I got the slopes for each sex in the lm and I would like to compare them to 1. More specifically, I would like to know if the slopes are significantly higher or less than 1, or if they are equal to 1, as this would have different biological meanings in their allometric relationships.
Here is my code:
#Modelling my lm#
> lm.logLP.sexo.adu<-lm(logLP~logLCC*sexo, data=ADU)
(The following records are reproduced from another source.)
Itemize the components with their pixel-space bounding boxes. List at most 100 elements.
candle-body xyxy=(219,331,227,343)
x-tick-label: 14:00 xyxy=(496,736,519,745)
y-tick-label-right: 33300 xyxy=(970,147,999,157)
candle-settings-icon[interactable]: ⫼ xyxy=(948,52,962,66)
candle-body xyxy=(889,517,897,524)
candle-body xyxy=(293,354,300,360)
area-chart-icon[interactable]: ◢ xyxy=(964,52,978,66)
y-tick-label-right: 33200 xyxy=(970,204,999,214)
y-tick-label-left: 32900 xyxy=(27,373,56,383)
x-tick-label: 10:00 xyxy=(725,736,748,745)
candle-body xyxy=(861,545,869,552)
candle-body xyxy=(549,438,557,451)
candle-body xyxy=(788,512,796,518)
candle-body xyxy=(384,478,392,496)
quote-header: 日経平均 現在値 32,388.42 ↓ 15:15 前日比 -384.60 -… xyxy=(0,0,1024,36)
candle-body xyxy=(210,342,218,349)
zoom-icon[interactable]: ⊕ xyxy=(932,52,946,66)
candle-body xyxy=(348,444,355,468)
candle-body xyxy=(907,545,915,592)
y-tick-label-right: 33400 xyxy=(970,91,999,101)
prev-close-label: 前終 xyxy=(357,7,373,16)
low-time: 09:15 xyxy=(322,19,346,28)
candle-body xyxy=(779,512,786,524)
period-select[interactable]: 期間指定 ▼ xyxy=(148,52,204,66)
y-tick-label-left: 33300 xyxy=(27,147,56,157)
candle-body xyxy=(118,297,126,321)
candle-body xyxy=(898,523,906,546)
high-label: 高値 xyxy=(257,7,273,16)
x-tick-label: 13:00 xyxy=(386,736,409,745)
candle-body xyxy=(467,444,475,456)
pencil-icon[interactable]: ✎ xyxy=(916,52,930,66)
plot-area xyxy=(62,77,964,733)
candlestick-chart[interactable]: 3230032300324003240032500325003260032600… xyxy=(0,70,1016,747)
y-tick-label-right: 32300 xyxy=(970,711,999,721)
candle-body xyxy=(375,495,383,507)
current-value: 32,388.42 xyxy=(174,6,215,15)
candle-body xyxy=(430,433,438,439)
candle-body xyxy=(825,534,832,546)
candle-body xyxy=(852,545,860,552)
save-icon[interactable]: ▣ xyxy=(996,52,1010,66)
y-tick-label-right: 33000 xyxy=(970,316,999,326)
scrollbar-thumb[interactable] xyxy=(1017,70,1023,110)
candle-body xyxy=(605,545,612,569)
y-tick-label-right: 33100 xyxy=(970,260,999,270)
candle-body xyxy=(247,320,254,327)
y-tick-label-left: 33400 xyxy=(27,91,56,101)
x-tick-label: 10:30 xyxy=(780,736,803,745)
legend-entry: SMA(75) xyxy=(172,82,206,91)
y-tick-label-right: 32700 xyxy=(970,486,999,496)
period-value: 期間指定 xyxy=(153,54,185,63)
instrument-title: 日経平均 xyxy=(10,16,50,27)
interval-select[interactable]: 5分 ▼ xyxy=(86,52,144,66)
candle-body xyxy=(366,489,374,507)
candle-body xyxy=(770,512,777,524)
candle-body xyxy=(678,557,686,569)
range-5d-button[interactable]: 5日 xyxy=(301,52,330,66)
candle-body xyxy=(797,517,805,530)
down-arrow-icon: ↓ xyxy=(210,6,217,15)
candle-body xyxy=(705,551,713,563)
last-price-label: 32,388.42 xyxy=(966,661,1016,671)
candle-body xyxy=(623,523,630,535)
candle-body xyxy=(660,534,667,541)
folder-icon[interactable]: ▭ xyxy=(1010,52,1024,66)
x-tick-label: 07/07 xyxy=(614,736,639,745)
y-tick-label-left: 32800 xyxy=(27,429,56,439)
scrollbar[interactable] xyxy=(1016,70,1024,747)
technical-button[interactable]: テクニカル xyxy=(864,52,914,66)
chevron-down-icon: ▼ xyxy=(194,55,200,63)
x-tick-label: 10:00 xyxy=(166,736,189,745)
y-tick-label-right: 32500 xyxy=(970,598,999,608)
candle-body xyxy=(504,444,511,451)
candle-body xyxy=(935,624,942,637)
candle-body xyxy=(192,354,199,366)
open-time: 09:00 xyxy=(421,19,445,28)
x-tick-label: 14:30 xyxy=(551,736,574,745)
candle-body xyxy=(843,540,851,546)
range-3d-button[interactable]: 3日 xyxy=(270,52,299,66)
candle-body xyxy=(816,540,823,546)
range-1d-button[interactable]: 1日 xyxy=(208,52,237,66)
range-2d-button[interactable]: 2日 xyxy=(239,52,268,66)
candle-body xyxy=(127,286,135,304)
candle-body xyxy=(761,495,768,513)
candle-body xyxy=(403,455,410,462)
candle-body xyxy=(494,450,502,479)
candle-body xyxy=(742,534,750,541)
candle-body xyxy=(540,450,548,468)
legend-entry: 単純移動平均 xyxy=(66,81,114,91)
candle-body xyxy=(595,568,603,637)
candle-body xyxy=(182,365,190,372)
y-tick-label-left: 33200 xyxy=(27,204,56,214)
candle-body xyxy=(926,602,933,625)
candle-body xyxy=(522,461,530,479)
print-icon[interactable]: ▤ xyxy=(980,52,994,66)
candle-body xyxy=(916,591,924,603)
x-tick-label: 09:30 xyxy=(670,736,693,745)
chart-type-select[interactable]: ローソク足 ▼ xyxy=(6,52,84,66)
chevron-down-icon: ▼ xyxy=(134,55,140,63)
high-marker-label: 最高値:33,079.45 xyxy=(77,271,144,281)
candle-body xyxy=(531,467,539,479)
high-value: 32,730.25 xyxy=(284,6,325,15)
> anova(lm.logLP.sexo.adu)
Analysis of Variance Table
Response: logLP
Df Sum Sq Mean Sq F value Pr(>F)
logLCC 1 3.8727 3.8727 3407.208 < 2.2e-16 ***
sexo 1 0.6926 0.6926 609.386 < 2.2e-16 ***
logLCC:sexo 1 0.0396 0.0396 34.829 7.563e-09 ***
Residuals 409 0.4649 0.0011
---
Signif. codes: 0 ‘***’ 0.001 ‘**’ 0.01 ‘*’ 0.05 ‘.’ 0.1 ‘ ’ 1
#Obtaining slopes#
> lm.logLP.sexo.adu$coefficients
(Intercept) logLCC sexoM logLCC:sexoM
-0.1008891 0.6725818 -1.0058962 0.2633595
> lm.logLP.sexo.adu1<-lstrends(lm.logLP.sexo.adu,"sexo",var="logLCC")
> lm.logLP.sexo.adu1
sexo logLCC.trend SE df lower.CL upper.CL
H 0.6725818 0.03020017 409 0.6132149 0.7319487
M 0.9359413 0.03285353 409 0.8713585 1.0005241
Confidence level used: 0.95
#Comparing slopes#
> pairs(lm.logLP.sexo.adu1)
contrast estimate SE df t.ratio p.value
H - M -0.2633595 0.04462515 409 -5.902 <.0001
#Checking whether the slopes are different than 1#
#Computes Summary with statistics
> s1<-summary(lm.logLP.sexo.adu)
> s1
Call:
lm(formula = logLP ~ logLCC * sexo, data = ADU)
Residuals:
Min 1Q Median 3Q Max
-0.13728 -0.02202 -0.00109 0.01880 0.12468
Coefficients:
Estimate Std. Error t value Pr(>|t|)
(Intercept) -0.10089 0.12497 -0.807 0.42
logLCC 0.67258 0.03020 22.271 < 2e-16 ***
sexoM -1.00590 0.18700 -5.379 1.26e-07 ***
logLCC:sexoM 0.26336 0.04463 5.902 7.56e-09 ***
---
Signif. codes: 0 ‘***’ 0.001 ‘**’ 0.01 ‘*’ 0.05 ‘.’ 0.1 ‘ ’ 1
Residual standard error: 0.03371 on 409 degrees of freedom
Multiple R-squared: 0.9083, Adjusted R-squared: 0.9076
F-statistic: 1350 on 3 and 409 DF, p-value: < 2.2e-16
#Computes t-student H0: intercept=1. The estimation of coefficients and their s.d. are in s1$coefficients
> t1<-(1-s1$coefficients[2,1])/s1$coefficients[2,2]
#Calculates two tailed probability
> pval<- 2 * pt(abs(t1), df = df.residual(lm.logLP.sexo.adu), lower.tail = FALSE)
> print(pval)
[1] 3.037231e-24
I saw this whole process in several threads here. But all that I can understand is that my slopes are just different from 1.
How could I check that they are greater or smaller than 1?
EDITED
Solved!
#performs one-side test H0=slope bigger than 1
pval<-pt(t1, df = df.residual(lm.logLP.sexo.adu), lower.tail = FALSE)
#performs one-side test H0=slope smaller than 1
pval<-pt(t1, df = df.residual(lm.logLP.sexo.adu), lower.tail = TRUE)
Also, tests should be performed in single-sex models.
How could I check that they are greater or smaller than 1?
As in this post, this post, and as your in question, you can make Wald test which you compute by
t1<-(1-s1$coefficients[2,1])/s1$coefficients[2,2]
Alternatively, use the vcov and coef function to make the code more readable
fit <- lm.logLP.sexo.adu
t1<-(1-coef(fit)[1])/vcov(fit)[1, 1]
The Wald test gives you t-statistics which can be used to make both a two-sided or one-sided test. Thus, you can drop the abs and set the lower.tail argument according to which tail you want to test in.